论文标题
旨在了解神经网络的联合学习的质量挑战:稳健性的镜头的首次浏览
Towards Understanding Quality Challenges of the Federated Learning for Neural Networks: A First Look from the Lens of Robustness
论文作者
论文摘要
联合学习(FL)是一个分布式学习范式,可保留用户的数据隐私,同时利用所有参与者的整个数据集。在FL中,多个模型对客户进行了独立培训,并集中培训,以在迭代过程中更新全球模型。尽管这种方法在保留隐私方面非常出色,但FL仍然遭受诸如攻击或拜占庭断层之类的质量问题。最近已经尝试了针对FL的强大聚合技术应对这种质量挑战的尝试。但是,最先进(SOTA)强大的FL技术的有效性仍然不清楚,并且缺乏全面的研究。因此,为了更好地了解在存在攻击和故障的情况下这些SOTA FL技术的当前质量状况和挑战,我们进行了一项大规模的经验研究,以从多个攻击,模拟故障(通过突变算子)和汇总(防御)方法从多个攻击,模拟故障(通过模拟故障)进行研究。特别是,我们研究了FL在图像分类任务上的性能,并将DNN作为模型类型。此外,我们对两个通用图像数据集和一个现实世界联合医疗图像数据集进行了研究。我们还研究了受影响客户的比例和数据集分布因子对FL的鲁棒性的影响。经过496个配置进行大规模分析后,我们发现每个用户上的大多数突变器对通用数据集中的最终模型都有可忽略的影响,并且其中只有一个在医疗数据集中有效。此外,我们表明模型中毒攻击比数据中毒攻击更有效。此外,选择最强大的FL聚合器取决于攻击和数据集。最后,我们说明,一个简单的聚合器合奏可以比任何单个聚合器获得更强大的解决方案,并且是75%的情况下的最佳选择。

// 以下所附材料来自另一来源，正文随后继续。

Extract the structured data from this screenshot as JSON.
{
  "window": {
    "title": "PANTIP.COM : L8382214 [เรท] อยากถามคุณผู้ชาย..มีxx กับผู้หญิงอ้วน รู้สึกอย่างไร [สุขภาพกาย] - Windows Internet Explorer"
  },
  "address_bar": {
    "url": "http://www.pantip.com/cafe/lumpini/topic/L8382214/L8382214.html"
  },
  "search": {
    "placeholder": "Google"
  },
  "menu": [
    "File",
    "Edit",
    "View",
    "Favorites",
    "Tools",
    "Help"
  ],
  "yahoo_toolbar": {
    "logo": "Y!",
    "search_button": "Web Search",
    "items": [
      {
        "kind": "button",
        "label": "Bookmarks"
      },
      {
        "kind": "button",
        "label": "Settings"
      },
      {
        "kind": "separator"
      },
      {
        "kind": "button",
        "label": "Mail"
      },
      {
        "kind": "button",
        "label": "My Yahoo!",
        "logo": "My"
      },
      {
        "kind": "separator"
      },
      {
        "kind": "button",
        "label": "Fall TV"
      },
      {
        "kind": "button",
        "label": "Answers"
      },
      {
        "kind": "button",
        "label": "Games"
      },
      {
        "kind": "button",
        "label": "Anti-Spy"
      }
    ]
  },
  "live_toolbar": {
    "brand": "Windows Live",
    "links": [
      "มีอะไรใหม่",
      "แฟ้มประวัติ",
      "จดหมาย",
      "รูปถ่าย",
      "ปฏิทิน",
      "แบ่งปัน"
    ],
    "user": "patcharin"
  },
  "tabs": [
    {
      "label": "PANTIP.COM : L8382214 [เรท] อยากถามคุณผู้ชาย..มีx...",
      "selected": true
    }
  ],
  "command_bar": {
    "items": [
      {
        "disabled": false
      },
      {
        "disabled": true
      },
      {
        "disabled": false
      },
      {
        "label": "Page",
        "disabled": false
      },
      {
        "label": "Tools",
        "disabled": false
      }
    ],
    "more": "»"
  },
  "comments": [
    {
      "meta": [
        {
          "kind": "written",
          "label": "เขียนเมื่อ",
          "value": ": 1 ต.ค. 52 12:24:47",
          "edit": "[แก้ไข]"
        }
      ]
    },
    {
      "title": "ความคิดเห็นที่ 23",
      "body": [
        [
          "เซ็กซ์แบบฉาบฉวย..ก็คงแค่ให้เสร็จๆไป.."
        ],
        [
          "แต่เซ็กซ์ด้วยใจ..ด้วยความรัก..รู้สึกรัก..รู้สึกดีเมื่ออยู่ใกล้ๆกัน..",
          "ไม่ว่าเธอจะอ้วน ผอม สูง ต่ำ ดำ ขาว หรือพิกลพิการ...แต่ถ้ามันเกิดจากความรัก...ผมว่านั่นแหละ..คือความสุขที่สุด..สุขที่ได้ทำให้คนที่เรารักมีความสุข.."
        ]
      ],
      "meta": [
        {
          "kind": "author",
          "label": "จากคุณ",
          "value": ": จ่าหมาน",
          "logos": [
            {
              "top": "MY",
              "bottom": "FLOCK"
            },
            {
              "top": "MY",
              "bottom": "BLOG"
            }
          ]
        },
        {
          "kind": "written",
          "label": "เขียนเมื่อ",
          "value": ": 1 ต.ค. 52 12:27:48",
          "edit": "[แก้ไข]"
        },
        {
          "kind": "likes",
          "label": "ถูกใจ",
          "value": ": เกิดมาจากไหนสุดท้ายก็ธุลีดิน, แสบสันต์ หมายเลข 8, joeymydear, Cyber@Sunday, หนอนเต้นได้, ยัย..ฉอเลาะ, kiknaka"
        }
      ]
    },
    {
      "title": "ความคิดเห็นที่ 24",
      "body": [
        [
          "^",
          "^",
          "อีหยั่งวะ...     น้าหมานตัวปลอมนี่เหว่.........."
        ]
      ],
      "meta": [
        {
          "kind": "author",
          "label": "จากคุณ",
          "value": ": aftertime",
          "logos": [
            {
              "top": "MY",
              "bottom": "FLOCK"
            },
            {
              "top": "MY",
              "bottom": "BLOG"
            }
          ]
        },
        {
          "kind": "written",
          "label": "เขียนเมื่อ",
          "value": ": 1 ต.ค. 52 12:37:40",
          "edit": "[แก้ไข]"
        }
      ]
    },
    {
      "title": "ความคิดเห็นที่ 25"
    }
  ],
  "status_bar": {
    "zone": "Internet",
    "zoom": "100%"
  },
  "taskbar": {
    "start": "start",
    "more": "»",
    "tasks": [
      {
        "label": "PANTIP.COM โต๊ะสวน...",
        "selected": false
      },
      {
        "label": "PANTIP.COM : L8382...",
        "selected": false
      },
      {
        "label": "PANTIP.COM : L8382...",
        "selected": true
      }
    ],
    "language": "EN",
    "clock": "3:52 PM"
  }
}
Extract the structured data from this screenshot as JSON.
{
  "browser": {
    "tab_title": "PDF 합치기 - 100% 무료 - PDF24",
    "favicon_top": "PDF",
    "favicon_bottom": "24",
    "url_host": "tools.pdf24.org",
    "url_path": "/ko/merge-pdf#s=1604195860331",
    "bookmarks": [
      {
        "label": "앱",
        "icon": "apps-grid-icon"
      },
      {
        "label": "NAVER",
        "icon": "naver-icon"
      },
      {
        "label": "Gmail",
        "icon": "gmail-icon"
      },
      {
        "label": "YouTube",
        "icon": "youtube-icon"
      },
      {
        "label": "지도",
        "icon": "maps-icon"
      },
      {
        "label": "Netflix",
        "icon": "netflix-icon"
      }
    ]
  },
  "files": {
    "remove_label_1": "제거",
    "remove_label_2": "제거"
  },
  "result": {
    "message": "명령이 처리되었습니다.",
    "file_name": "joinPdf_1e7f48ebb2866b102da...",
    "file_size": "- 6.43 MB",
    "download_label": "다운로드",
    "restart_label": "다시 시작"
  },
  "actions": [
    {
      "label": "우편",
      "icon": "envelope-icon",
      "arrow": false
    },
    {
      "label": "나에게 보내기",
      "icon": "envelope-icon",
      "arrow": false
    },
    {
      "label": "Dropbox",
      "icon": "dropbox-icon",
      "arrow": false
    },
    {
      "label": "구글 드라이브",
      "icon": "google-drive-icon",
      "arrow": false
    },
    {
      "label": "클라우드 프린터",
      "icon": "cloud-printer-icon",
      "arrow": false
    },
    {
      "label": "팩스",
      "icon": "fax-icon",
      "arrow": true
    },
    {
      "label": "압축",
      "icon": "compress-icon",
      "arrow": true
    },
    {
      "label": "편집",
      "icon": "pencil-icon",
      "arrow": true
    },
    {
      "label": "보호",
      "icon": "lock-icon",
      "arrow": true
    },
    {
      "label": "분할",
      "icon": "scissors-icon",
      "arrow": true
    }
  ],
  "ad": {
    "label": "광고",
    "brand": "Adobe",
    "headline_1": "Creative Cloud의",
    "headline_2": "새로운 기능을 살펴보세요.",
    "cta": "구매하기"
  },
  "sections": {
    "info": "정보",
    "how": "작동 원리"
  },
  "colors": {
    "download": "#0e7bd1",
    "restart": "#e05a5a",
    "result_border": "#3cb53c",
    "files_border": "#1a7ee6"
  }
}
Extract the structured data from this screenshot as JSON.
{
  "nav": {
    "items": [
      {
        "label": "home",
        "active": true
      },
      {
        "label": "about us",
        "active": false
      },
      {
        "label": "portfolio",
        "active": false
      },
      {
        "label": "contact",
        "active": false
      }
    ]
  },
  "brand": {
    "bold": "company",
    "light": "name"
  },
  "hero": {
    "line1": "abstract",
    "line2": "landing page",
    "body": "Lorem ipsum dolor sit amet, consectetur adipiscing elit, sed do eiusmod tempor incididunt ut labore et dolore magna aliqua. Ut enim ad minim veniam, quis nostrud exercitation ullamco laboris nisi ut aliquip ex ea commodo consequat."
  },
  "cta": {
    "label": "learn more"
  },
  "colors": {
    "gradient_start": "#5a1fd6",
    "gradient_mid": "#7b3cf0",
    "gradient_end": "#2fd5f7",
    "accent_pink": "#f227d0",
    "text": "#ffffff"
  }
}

Federated learning (FL) is a distributed learning paradigm that preserves users' data privacy while leveraging the entire dataset of all participants. In FL, multiple models are trained independently on the clients and aggregated centrally to update a global model in an iterative process. Although this approach is excellent at preserving privacy, FL still suffers from quality issues such as attacks or byzantine faults. Recent attempts have been made to address such quality challenges on the robust aggregation techniques for FL. However, the effectiveness of state-of-the-art (SOTA) robust FL techniques is still unclear and lacks a comprehensive study. Therefore, to better understand the current quality status and challenges of these SOTA FL techniques in the presence of attacks and faults, we perform a large-scale empirical study to investigate the SOTA FL's quality from multiple angles of attacks, simulated faults (via mutation operators), and aggregation (defense) methods. In particular, we study FL's performance on the image classification tasks and use DNNs as our model type. Furthermore, we perform our study on two generic image datasets and one real-world federated medical image dataset. We also investigate the effect of the proportion of affected clients and the dataset distribution factors on the robustness of FL. After a large-scale analysis with 496 configurations, we find that most mutators on each user have a negligible effect on the final model in the generic datasets, and only one of them is effective in the medical dataset. Furthermore, we show that model poisoning attacks are more effective than data poisoning attacks. Moreover, choosing the most robust FL aggregator depends on the attacks and datasets. Finally, we illustrate that a simple ensemble of aggregators achieves a more robust solution than any single aggregator and is the best choice in 75% of the cases.